Background and objectives: Rod-cone dystrophy (RCD), also known as retinitis pigmentosa, is the most common group of retinal dystrophies, affecting around 1:4,000 individuals worldwide. In the present work, we performed a copy number variation (CNV) analysis on next-generation sequencing (NGS) data from two Lebanese families with RCD, since no disease-causing mutations were identified through the analysis of single nucleotide variants (SNVs) and insertions/deletions (Indels). NGS, real-time PCR (qPCR), and chromosomal microarray were performed to identify, validate, and delineate the causative CNVs identified in both families involved in this study. Additionally, expression analysis using qPCR and western blotting was conducted to assess the effect of the PRPF31 variant on gene and protein expression levels.

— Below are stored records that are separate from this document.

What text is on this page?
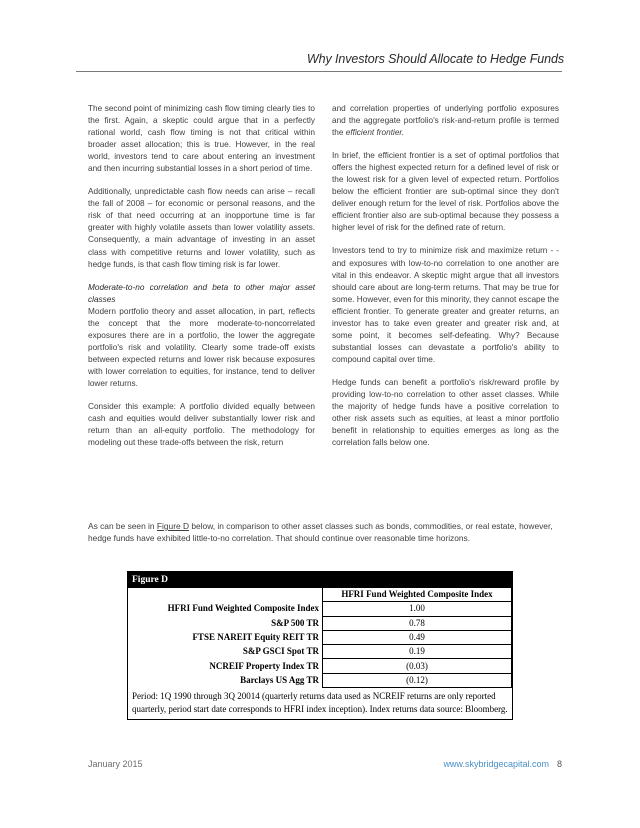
Why Investors Should Allocate to Hedge Funds

The second point of minimizing cash flow timing clearly ties to the first. Again, a skeptic could argue that in a perfectly rational world, cash flow timing is not that critical within broader asset allocation; this is true. However, in the real world, investors tend to care about entering an investment and then incurring substantial losses in a short period of time.

Additionally, unpredictable cash flow needs can arise – recall the fall of 2008 – for economic or personal reasons, and the risk of that need occurring at an inopportune time is far greater with highly volatile assets than lower volatility assets. Consequently, a main advantage of investing in an asset class with competitive returns and lower volatility, such as hedge funds, is that cash flow timing risk is far lower.

Moderate-to-no correlation and beta to other major asset classes

Modern portfolio theory and asset allocation, in part, reflects the concept that the more moderate-to-noncorrelated exposures there are in a portfolio, the lower the aggregate portfolio's risk and volatility. Clearly some trade-off exists between expected returns and lower risk because exposures with lower correlation to equities, for instance, tend to deliver lower returns.

Consider this example: A portfolio divided equally between cash and equities would deliver substantially lower risk and return than an all-equity portfolio. The methodology for modeling out these trade-offs between the risk, return

and correlation properties of underlying portfolio exposures and the aggregate portfolio's risk-and-return profile is termed the efficient frontier.

In brief, the efficient frontier is a set of optimal portfolios that offers the highest expected return for a defined level of risk or the lowest risk for a given level of expected return. Portfolios below the efficient frontier are sub-optimal since they don't deliver enough return for the level of risk. Portfolios above the efficient frontier also are sub-optimal because they possess a higher level of risk for the defined rate of return.

Investors tend to try to minimize risk and maximize return - - and exposures with low-to-no correlation to one another are vital in this endeavor. A skeptic might argue that all investors should care about are long-term returns. That may be true for some. However, even for this minority, they cannot escape the efficient frontier. To generate greater and greater returns, an investor has to take even greater and greater risk and, at some point, it becomes self-defeating. Why? Because substantial losses can devastate a portfolio's ability to compound capital over time.

Hedge funds can benefit a portfolio's risk/reward profile by providing low-to-no correlation to other asset classes. While the majority of hedge funds have a positive correlation to other risk assets such as equities, at least a minor portfolio benefit in relationship to equities emerges as long as the correlation falls below one.

As can be seen in Figure D below, in comparison to other asset classes such as bonds, commodities, or real estate, however, hedge funds have exhibited little-to-no correlation. That should continue over reasonable time horizons.
Figure D
	HFRI Fund Weighted Composite Index
HFRI Fund Weighted Composite Index	1.00
S&P 500 TR	0.78
FTSE NAREIT Equity REIT TR	0.49
S&P GSCI Spot TR	0.19
NCREIF Property Index TR	(0.03)
Barclays US Agg TR	(0.12)
Period: 1Q 1990 through 3Q 20014 (quarterly returns data used as NCREIF returns are only reported quarterly, period start date corresponds to HFRI index inception). Index returns data source: Bloomberg.
January 2015	www.skybridgecapital.com 8
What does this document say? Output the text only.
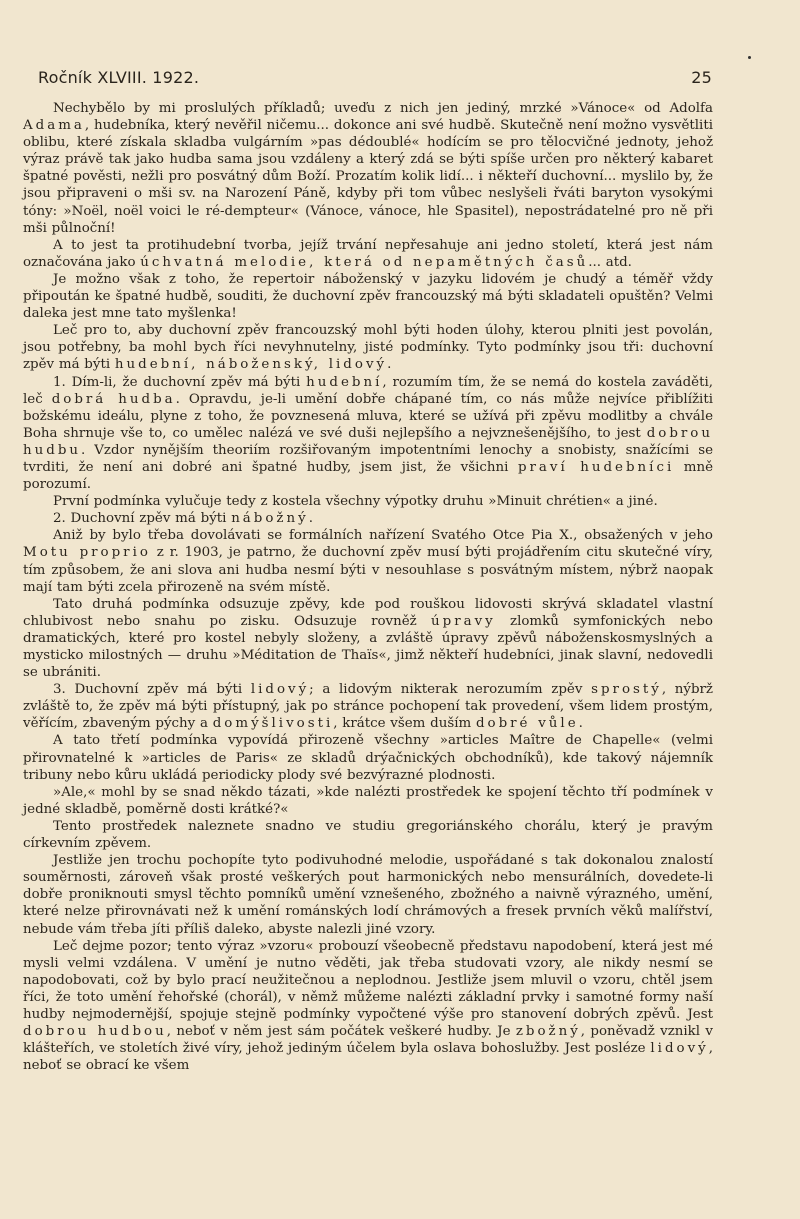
Ročník XLVIII. 1922.	25

Nechybělo by mi proslulých příkladů; uveďu z nich jen jediný, mrzké »Vánoce« od Adolfa Adama, hudebníka, který nevěřil ničemu... dokonce ani své hudbě. Skutečně není možno vysvětliti oblibu, které získala skladba vulgárním »pas dédoublé« hodícím se pro tělocvičné jednoty, jehož výraz právě tak jako hudba sama jsou vzdáleny a který zdá se býti spíše určen pro některý kabaret špatné pověsti, nežli pro posvátný dům Boží. Prozatím kolik lidí... i někteří duchovní... myslilo by, že jsou připraveni o mši sv. na Narození Páně, kdyby při tom vůbec neslyšeli řváti baryton vysokými tóny: »Noël, noël voici le ré-dempteur« (Vánoce, vánoce, hle Spasitel), nepostrádatelné pro ně při mši půlnoční!

A to jest ta protihudební tvorba, jejíž trvání nepřesahuje ani jedno století, která jest nám označována jako úchvatná melodie, která od nepamětných časů... atd.

Je možno však z toho, že repertoir náboženský v jazyku lidovém je chudý a téměř vždy připoután ke špatné hudbě, souditi, že duchovní zpěv francouzský má býti skladateli opuštěn? Velmi daleka jest mne tato myšlenka!

Leč pro to, aby duchovní zpěv francouzský mohl býti hoden úlohy, kterou plniti jest povolán, jsou potřebny, ba mohl bych říci nevyhnutelny, jisté podmínky. Tyto podmínky jsou tři: duchovní zpěv má býti hudební, náboženský, lidový.

1. Dím-li, že duchovní zpěv má býti hudební, rozumím tím, že se nemá do kostela zaváděti, leč dobrá hudba. Opravdu, je-li umění dobře chápané tím, co nás může nejvíce přiblížiti božskému ideálu, plyne z toho, že povznesená mluva, které se užívá při zpěvu modlitby a chvále Boha shrnuje vše to, co umělec nalézá ve své duši nejlepšího a nejvznešenějšího, to jest dobrou hudbu. Vzdor nynějším theoriím rozšiřovaným impotentními lenochy a snobisty, snažícími se tvrditi, že není ani dobré ani špatné hudby, jsem jist, že všichni praví hudebníci mně porozumí.

První podmínka vylučuje tedy z kostela všechny výpotky druhu »Minuit chrétien« a jiné.

2. Duchovní zpěv má býti nábožný.

Aniž by bylo třeba dovolávati se formálních nařízení Svatého Otce Pia X., obsažených v jeho Motu proprio z r. 1903, je patrno, že duchovní zpěv musí býti projádřením citu skutečné víry, tím způsobem, že ani slova ani hudba nesmí býti v nesouhlase s posvátným místem, nýbrž naopak mají tam býti zcela přirozeně na svém místě.

Tato druhá podmínka odsuzuje zpěvy, kde pod rouškou lidovosti skrývá skladatel vlastní chlubivost nebo snahu po zisku. Odsuzuje rovněž úpravy zlomků symfonických nebo dramatických, které pro kostel nebyly složeny, a zvláště úpravy zpěvů náboženskosmyslných a mysticko milostných — druhu »Méditation de Thaïs«, jimž někteří hudebníci, jinak slavní, nedovedli se ubrániti.

3. Duchovní zpěv má býti lidový; a lidovým nikterak nerozumím zpěv sprostý, nýbrž zvláště to, že zpěv má býti přístupný, jak po stránce pochopení tak provedení, všem lidem prostým, věřícím, zbaveným pýchy a domýšlivosti, krátce všem duším dobré vůle.

A tato třetí podmínka vypovídá přirozeně všechny »articles Maître de Chapelle« (velmi přirovnatelné k »articles de Paris« ze skladů drýačnických obchodníků), kde takový nájemník tribuny nebo kůru ukládá periodicky plody své bezvýrazné plodnosti.

»Ale,« mohl by se snad někdo tázati, »kde nalézti prostředek ke spojení těchto tří podmínek v jedné skladbě, poměrně dosti krátké?«

Tento prostředek naleznete snadno ve studiu gregoriánského chorálu, který je pravým církevním zpěvem.

Jestliže jen trochu pochopíte tyto podivuhodné melodie, uspořádané s tak dokonalou znalostí souměrnosti, zároveň však prosté veškerých pout harmonických nebo mensurálních, dovedete-li dobře proniknouti smysl těchto pomníků umění vznešeného, zbožného a naivně výrazného, umění, které nelze přirovnávati než k umění románských lodí chrámových a fresek prvních věků malířství, nebude vám třeba jíti příliš daleko, abyste nalezli jiné vzory.

Leč dejme pozor; tento výraz »vzoru« probouzí všeobecně představu napodobení, která jest mé mysli velmi vzdálena. V umění je nutno věděti, jak třeba studovati vzory, ale nikdy nesmí se napodobovati, což by bylo prací neužitečnou a neplodnou. Jestliže jsem mluvil o vzoru, chtěl jsem říci, že toto umění řehořské (chorál), v němž můžeme nalézti základní prvky i samotné formy naší hudby nejmodernější, spojuje stejně podmínky vypočtené výše pro stanovení dobrých zpěvů. Jest dobrou hudbou, neboť v něm jest sám počátek veškeré hudby. Je zbožný, poněvadž vznikl v klášteřích, ve stoletích živé víry, jehož jediným účelem byla oslava bohoslužby. Jest posléze lidový, neboť se obrací ke všem
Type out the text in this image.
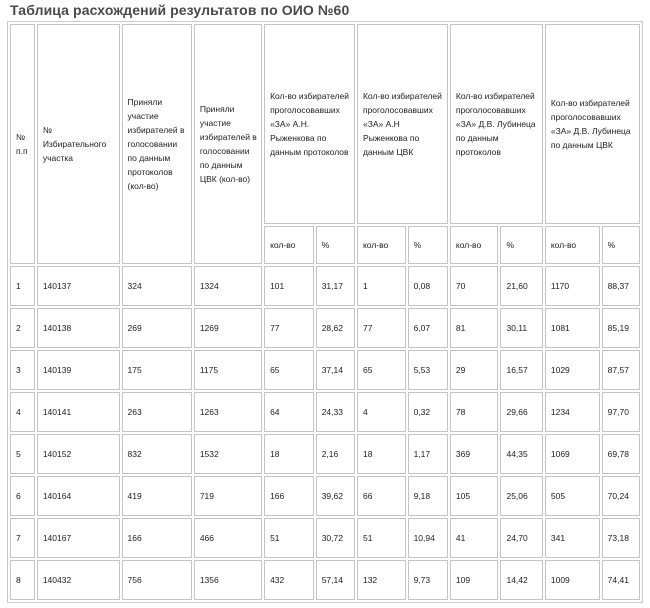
Таблица расхождений результатов по ОИО №60
№ п.п	№ Избирательного участка	Приняли участие избирателей в голосовании по данным протоколов (кол-во)	Приняли участие избирателей в голосовании по данным ЦВК (кол-во)	Кол-во избирателей проголосовавших «ЗА» А.Н. Рыженкова по данным протоколов		Кол-во избирателей проголосовавших «ЗА» А.Н Рыженкова по данным ЦВК		Кол-во избирателей проголосовавших «ЗА» Д.В. Лубинеца по данным протоколов		Кол-во избирателей проголосовавших «ЗА» Д.В. Лубинеца по данным ЦВК	
				кол-во	%	кол-во	%	кол-во	%	кол-во	%
1	140137	324	1324	101	31,17	1	0,08	70	21,60	1170	88,37
2	140138	269	1269	77	28,62	77	6,07	81	30,11	1081	85,19
3	140139	175	1175	65	37,14	65	5,53	29	16,57	1029	87,57
4	140141	263	1263	64	24,33	4	0,32	78	29,66	1234	97,70
5	140152	832	1532	18	2,16	18	1,17	369	44,35	1069	69,78
6	140164	419	719	166	39,62	66	9,18	105	25,06	505	70,24
7	140167	166	466	51	30,72	51	10,94	41	24,70	341	73,18
8	140432	756	1356	432	57,14	132	9,73	109	14,42	1009	74,41
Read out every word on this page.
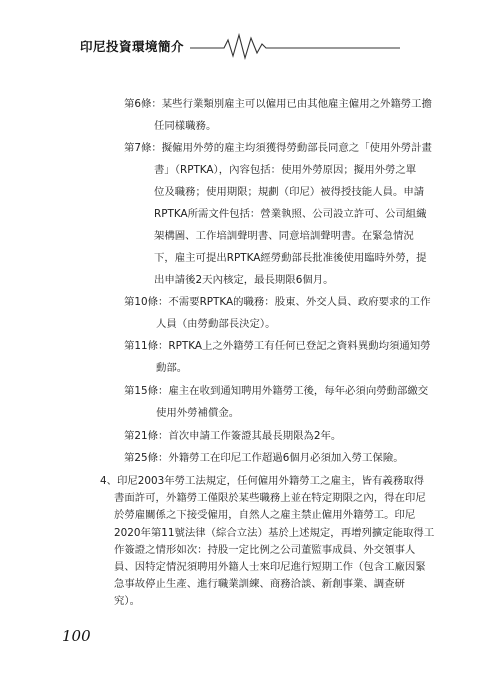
印尼投資環境簡介
第6條：某些行業類別雇主可以僱用已由其他雇主僱用之外籍勞工擔
任同樣職務。
第7條：擬僱用外勞的雇主均須獲得勞動部長同意之「使用外勞計畫
書」（RPTKA），內容包括：使用外勞原因；擬用外勞之單
位及職務；使用期限；規劃（印尼）被得授技能人員。申請
RPTKA所需文件包括：營業執照、公司設立許可、公司組織
架構圖、工作培訓聲明書、同意培訓聲明書。在緊急情況
下，雇主可提出RPTKA經勞動部長批准後使用臨時外勞，提
出申請後2天內核定，最長期限6個月。
第10條：不需要RPTKA的職務：股東、外交人員、政府要求的工作
人員（由勞動部長決定）。
第11條：RPTKA上之外籍勞工有任何已登記之資料異動均須通知勞
動部。
第15條：雇主在收到通知聘用外籍勞工後，每年必須向勞動部繳交
使用外勞補償金。
第21條：首次申請工作簽證其最長期限為2年。
第25條：外籍勞工在印尼工作超過6個月必須加入勞工保險。
4、印尼2003年勞工法規定，任何僱用外籍勞工之雇主，皆有義務取得
書面許可，外籍勞工僅限於某些職務上並在特定期限之內，得在印尼
於勞雇關係之下接受僱用，自然人之雇主禁止僱用外籍勞工。印尼
2020年第11號法律（綜合立法）基於上述規定，再增列擴定能取得工
作簽證之情形如次：持股一定比例之公司董監事成員、外交領事人
員、因特定情況須聘用外籍人士來印尼進行短期工作（包含工廠因緊
急事故停止生產、進行職業訓練、商務洽談、新創事業、調查研
究）。
100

Results: A novel heterozygous deletion (701 bp) spanning exons 6 and 7 of PRPF31 was identified in the first family (F11), resulting in autosomal dominant RCD due to haploinsufficiency. This was confirmed by reduced mRNA levels and the complete absence of protein expression in the affected individuals (F11:III.2 and F11:II.2). In the second family (F26), we identified a previously documented homozygous deletion in the exons 3-19 of MERTK gene, which is responsible for causing severe autosomal recessive RCD.

Conclusion: The current study expands the mutational spectrum of PRPF31 and MERTK genes, underscoring the importance of CNVs and haploinsufficiency in RCD etiology. These findings serve as a foundation for future analyses concerning gene augmentation therapies.